Hello, I have been trying for weeks now to use DDP as a PyTorch training accelerator. Unfortunately, I have been met with a wall of failures. I am trying to run PyTorch’s DDP multi-node example, but with no success. I execute the following on my nodes:
TP_SOCKET_IFNAME=<Socket> NCCL_SOCKET_IFNAME=<Socket> GLOO_SOCKET_IFNAME=<Socket> time torchrun --nnodes=2 --nproc-per-node=1 --master-addr=<Master Address> --node_rank=<0 to 1> --master-port=7777 --start-method=spawn multinode.py 50 10
So far, I have experienced a barrage of failures. First, I discovered that I forgot to open port 7777 to TCP on both nodes.

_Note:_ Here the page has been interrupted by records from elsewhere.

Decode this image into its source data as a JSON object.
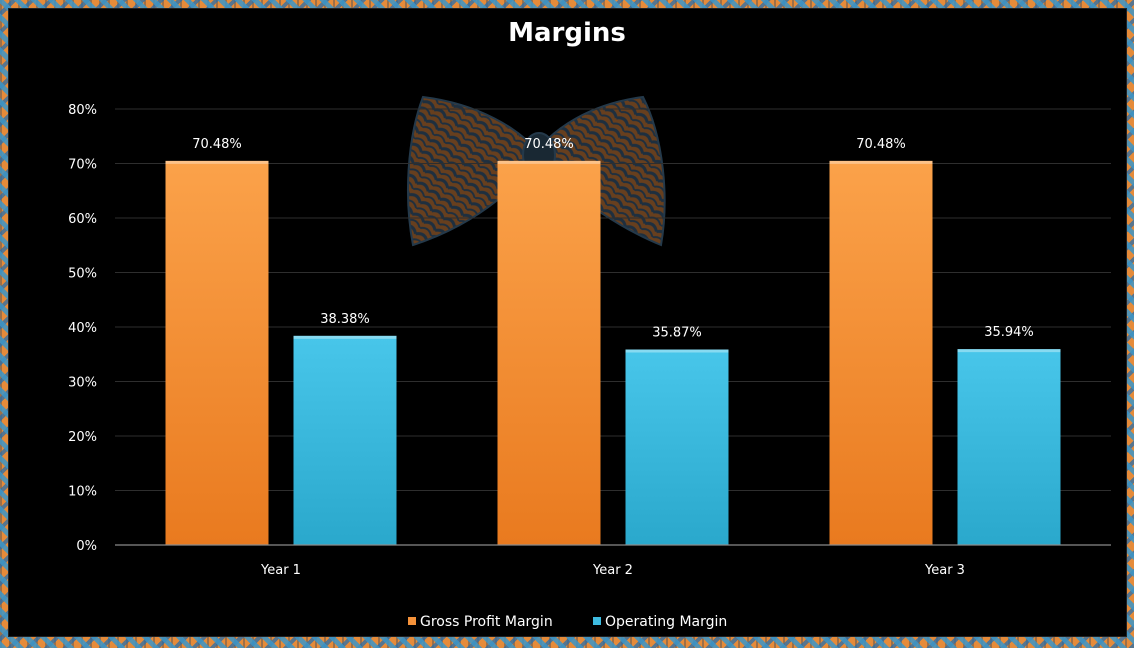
{
  "colors": {
    "background": "#000000",
    "gross_profit": "#f5923a",
    "operating": "#3ebbe0",
    "gridline": "#2e2e2e",
    "text": "#ffffff"
  },
  "chart_data": {
    "type": "bar",
    "title": "Margins",
    "categories": [
      "Year 1",
      "Year 2",
      "Year 3"
    ],
    "series": [
      {
        "name": "Gross Profit Margin",
        "values": [
          70.48,
          70.48,
          70.48
        ],
        "labels": [
          "70.48%",
          "70.48%",
          "70.48%"
        ],
        "color": "#f5923a"
      },
      {
        "name": "Operating Margin",
        "values": [
          38.38,
          35.87,
          35.94
        ],
        "labels": [
          "38.38%",
          "35.87%",
          "35.94%"
        ],
        "color": "#3ebbe0"
      }
    ],
    "ylim": [
      0,
      80
    ],
    "yticks": [
      "0%",
      "10%",
      "20%",
      "30%",
      "40%",
      "50%",
      "60%",
      "70%",
      "80%"
    ],
    "ytick_values": [
      0,
      10,
      20,
      30,
      40,
      50,
      60,
      70,
      80
    ],
    "grid": true,
    "legend": "bottom",
    "decoration": "bow-tie-watermark"
  }
}
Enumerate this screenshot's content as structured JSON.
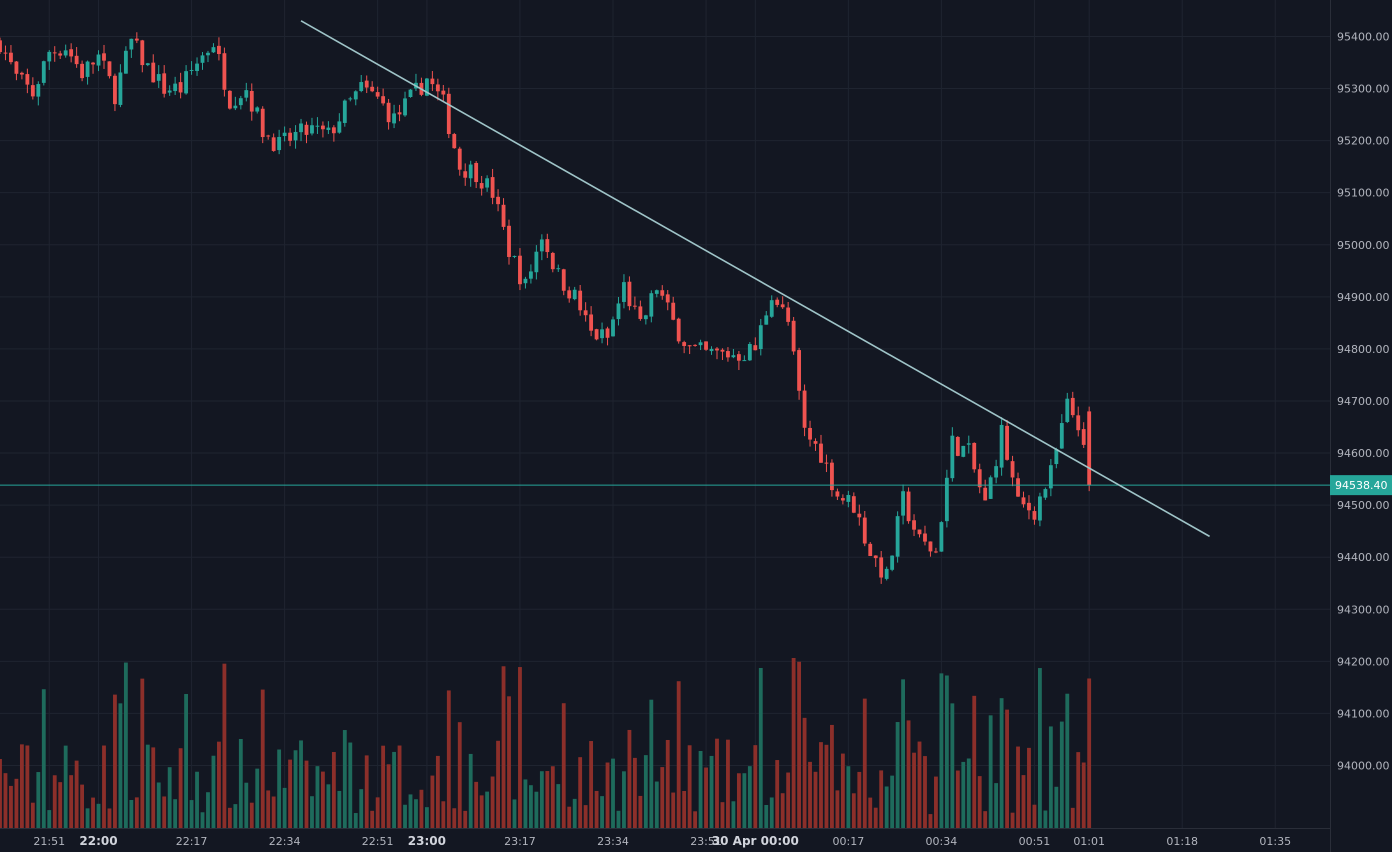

With that done, the client now spits this out while the server waits:
Traceback (most recent call last):
File "/home/<User>/.local/bin/torchrun", line 8, in <module>
sys.exit(main())
^^^^^^
File "/home/<User>/.local/lib/python3.12/site-packages/torch/distributed/elastic/multiprocessing/errors/__init__.py", line 347, in wrapper
return f(*args, **kwargs)
^^^^^^^^^^^^^^^^^^
File "/home/<User>/.local/lib/python3.12/site-packages/torch/distributed/run.py", line 812, in main
run(args)
File "/home/<User>/.local/lib/python3.12/site-packages/torch/distributed/run.py", line 803, in run
elastic_launch(
File "/home/<User>/.local/lib/python3.12/site-packages/torch/distributed/launcher/api.py", line 135, in __call__
return launch_agent(self._config, self._entrypoint, list(args))
^^^^^^^^^^^^^^^^^^^^^^^^^^^^^^^^^^^^^^^^^^^^^^^^^^^^^^^^
File "/home/<User>/.local/lib/python3.12/site-packages/torch/distributed/launcher/api.py", line 259, in launch_agent
result = agent.run()
^^^^^^^^^^^
File "/home/<User>/.local/lib/python3.12/site-packages/torch/distributed/elastic/metrics/api.py", line 123, in wrapper
result = f(*args, **kwargs)
^^^^^^^^^^^^^^^^^^
File "/home/<User>/.local/lib/python3.12/site-packages/torch/distributed/elastic/agent/server/api.py", line 727, in run
result = self._invoke_run(role)
^^^^^^^^^^^^^^^^^^^^^^
File "/home/<User>/.local/lib/python3.12/site-packages/torch/distributed/elastic/agent/server/api.py", line 862, in _invoke_run
self._initialize_workers(self._worker_group)
File "/home/<User>/.local/lib/python3.12/site-packages/torch/distributed/elastic/metrics/api.py", line 123, in wrapper
result = f(*args, **kwargs)
^^^^^^^^^^^^^^^^^^
File "/home/<User>/.local/lib/python3.12/site-packages/torch/distributed/elastic/agent/server/api.py", line 699, in _initialize_workers
self._rendezvous(worker_group)
File "/home/<User>/.local/lib/python3.12/site-packages/torch/distributed/elastic/metrics/api.py", line 123, in wrapper
result = f(*args, **kwargs)
^^^^^^^^^^^^^^^^^^
File "/home/<User>/.local/lib/python3.12/site-packages/torch/distributed/elastic/agent/server/api.py", line 542, in _rendezvous
store, group_rank, group_world_size = spec.rdzv_handler.next_rendezvous()
^^^^^^^^^^^^^^^^^^^^^^^^^^^^^^^^^^^
File "/home/<User>/.local/lib/python3.12/site-packages/torch/distributed/elastic/rendezvous/static_tcp_rendezvous.py", line 55, in next_rendezvous
self._store = TCPStore( # type: ignore[call-arg]
^^^^^^^^^^^^^^^^^^^^^^^^^^^^^^^^^^^
torch.distributed.DistNetworkError: Connection reset by peer
Command exited with non-zero status 1
1.92user 0.49system 0:01.96elapsed 123%CPU (0avgtext+0avgdata 378640maxresident)k
0inputs+8outputs (0major+51822minor)pagefaults 0swaps
By using ‘nc’ to test the port functionality on both nodes, I have confirmed that both PCs can connect to each other through port 7777. What could possibly be wrong? Any help is greatly appreciated!